Aujourd’hui, la numérisation de l’économie a conduit une myriade de gagnants et de perdants. Pour le secteur de l’horlogerie professionnelle, on assiste à l’invasion des montres connectées. Selon plusieurs professionnels, on est en train d’assister à la quatrième révolution industrielle. En effet, après la mécanisation, l’électrification et l’automatisation, nous sommes face à la numérisation qui est en train de changer profondément les chaines de production.

Une révolution pas si brillante que ça

Ce qu’on peut appeler comme étant une véritable révolution de l’industrie de l’horlogerie est à deux vitesses. En effet, selon le Centre Suisse d’électrique et de microtechnique, on se rend compte que le niveau d’automatisation est assez faible au niveau de la plupart des horlogers. Ces derniers n’ont pas vraiment adopté ce concept et préfèrent la beauté des montres classiques. Ceux qui ont déjà consenti aux montres électroniques le font juste pour s’inscrire dans la tendance. De plus, les investissements qu’il faudrait faire pour développer des montres connectées sont assez conséquents et la plupart des horlogers ne souhaitent pas sauter le pas.

Des appareils plutôt futuristes

Pour les professionnels du secteur de l’horlogerie, l’enjeu n’est pas de miser sur des modèles futuristes, mais d’utiliser la technologie déjà disponible pour concevoir des montres à la fois design et tendance. Cependant, on s’interroge toujours sur le fait de savoir si les nouvelles technologies représentaient un avantage ou un danger pour les horlogers. La réponse semble être affirmative, car la plupart des métiers de l’horlogerie professionnelle vont disparaître avec la création de nouvelles professions. Dès lors, la formation continue des horlogers apparaît comme étant indispensable pour faire face au phénomène de la digitalisation. Il faudrait surtout fournir aux employés les moyens nécessaires afin de leur permettre de prendre le virage numérique.
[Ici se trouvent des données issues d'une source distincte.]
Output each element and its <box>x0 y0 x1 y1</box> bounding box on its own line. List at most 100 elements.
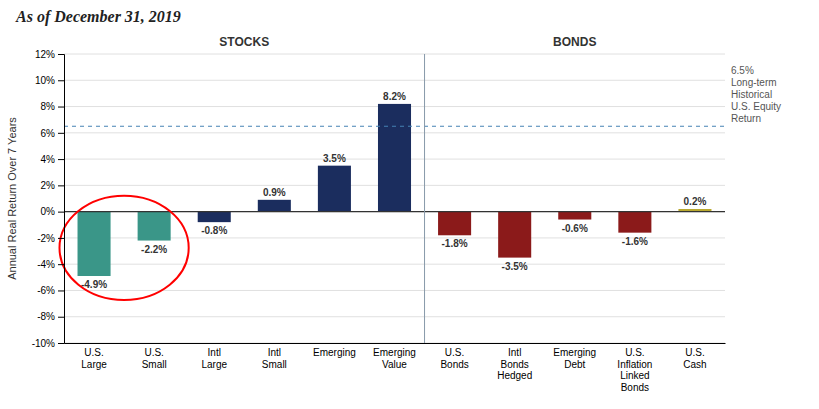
y-tick-mark <box>58 80 64 81</box>
y-tick-mark <box>58 107 64 108</box>
y-tick-label: -8% <box>37 311 55 322</box>
value-labels: -4.9%-2.2%-0.8%0.9%3.5%8.2%-1.8%-3.5%-0.… <box>81 91 706 290</box>
grid <box>64 54 725 343</box>
bar <box>438 212 471 236</box>
x-tick: U.S.InflationLinkedBonds <box>617 347 652 393</box>
x-tick-label-line: Large <box>201 359 227 370</box>
y-tick-mark <box>58 238 64 239</box>
y-tick-mark <box>58 185 64 186</box>
y-tick-label: -10% <box>32 338 55 349</box>
x-tick-label-line: Bonds <box>440 359 468 370</box>
y-tick: -10% <box>32 338 64 349</box>
y-tick: 12% <box>35 49 64 60</box>
y-tick-label: -6% <box>37 285 55 296</box>
x-tick-label: IntlLarge <box>201 347 227 370</box>
y-tick-label: 4% <box>41 154 56 165</box>
x-tick-label-line: Linked <box>620 370 649 381</box>
x-tick-label: IntlBondsHedged <box>497 347 532 381</box>
section-label: BONDS <box>553 35 596 49</box>
reference-label: 6.5%Long-termHistoricalU.S. EquityReturn <box>731 65 781 124</box>
x-tick-label-line: Cash <box>683 359 706 370</box>
x-tick-label-line: U.S. <box>685 347 704 358</box>
x-tick-label-line: U.S. <box>144 347 163 358</box>
x-tick-label: EmergingValue <box>373 347 416 370</box>
plot: 6.5%Long-termHistoricalU.S. EquityReturn… <box>32 35 781 393</box>
x-tick-label: U.S.Large <box>81 347 107 370</box>
x-tick-label-line: Inflation <box>617 359 652 370</box>
x-tick-label-line: U.S. <box>625 347 644 358</box>
x-tick-label-line: U.S. <box>445 347 464 358</box>
value-label: 0.2% <box>684 196 707 207</box>
bar <box>618 212 651 233</box>
y-tick: 8% <box>41 101 64 112</box>
y-tick-label: -2% <box>37 233 55 244</box>
value-label: -3.5% <box>502 261 528 272</box>
y-tick-mark <box>58 159 64 160</box>
bars <box>78 104 712 276</box>
y-tick-mark <box>58 133 64 134</box>
y-tick: -4% <box>37 259 64 270</box>
grid-line <box>64 80 725 81</box>
y-tick-mark <box>58 54 64 55</box>
x-tick: EmergingValue <box>373 347 416 370</box>
x-tick: U.S.Small <box>142 347 167 370</box>
y-tick: 4% <box>41 154 64 165</box>
y-tick: 6% <box>41 128 64 139</box>
x-tick: U.S.Cash <box>683 347 706 370</box>
x-tick-label-line: Small <box>262 359 287 370</box>
x-tick-label-line: Debt <box>564 359 585 370</box>
bar <box>498 212 531 258</box>
y-tick: 10% <box>35 75 64 86</box>
x-tick: U.S.Large <box>81 347 107 370</box>
grid-line <box>64 54 725 55</box>
x-tick-label-line: Bonds <box>621 382 649 393</box>
y-tick-label: 8% <box>41 101 56 112</box>
section-divider <box>424 54 425 343</box>
reference-label-line: 6.5% <box>731 65 754 76</box>
x-tick-label-line: Value <box>382 359 407 370</box>
value-label: 0.9% <box>263 187 286 198</box>
x-tick-label-line: Emerging <box>313 347 356 358</box>
x-tick-label-line: Emerging <box>373 347 416 358</box>
x-tick: EmergingDebt <box>553 347 596 370</box>
grid-line <box>64 343 725 344</box>
reference-label-line: Return <box>731 113 761 124</box>
y-tick-label: 12% <box>35 49 55 60</box>
x-tick-label-line: Bonds <box>501 359 529 370</box>
value-label: -1.6% <box>622 236 648 247</box>
y-tick: 0% <box>41 206 64 217</box>
y-tick-label: 6% <box>41 128 56 139</box>
x-tick-label-line: Hedged <box>497 370 532 381</box>
x-axis: U.S.LargeU.S.SmallIntlLargeIntlSmallEmer… <box>65 344 726 393</box>
x-axis-line <box>65 343 726 344</box>
x-tick-label: U.S.Bonds <box>440 347 468 370</box>
y-tick-mark <box>58 317 64 318</box>
x-tick-label-line: Intl <box>508 347 521 358</box>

Un risque pour la protection des données ?

À l’heure actuelle, l’industrie de l’horlogerie est encore particulièrement frileuse quand par rapport au recours aux nouvelles technologies. Cependant, il se pose la question de la sécurité des données, car les objets connectés ne sont pas suffisamment protégés contre le recel de données. Les risques de hacking sont alors bien trop importants.

Pour la plupart des syndicats qui se sont prononcés sur cette question, l’enjeu serait principalement de faire en sorte qu’il y ait une ligne claire entre la vie privée et la vie publique. Ce qui permettrait sans doute de lutter contre les burn-out et toutes les autres formes de soucis technologiques.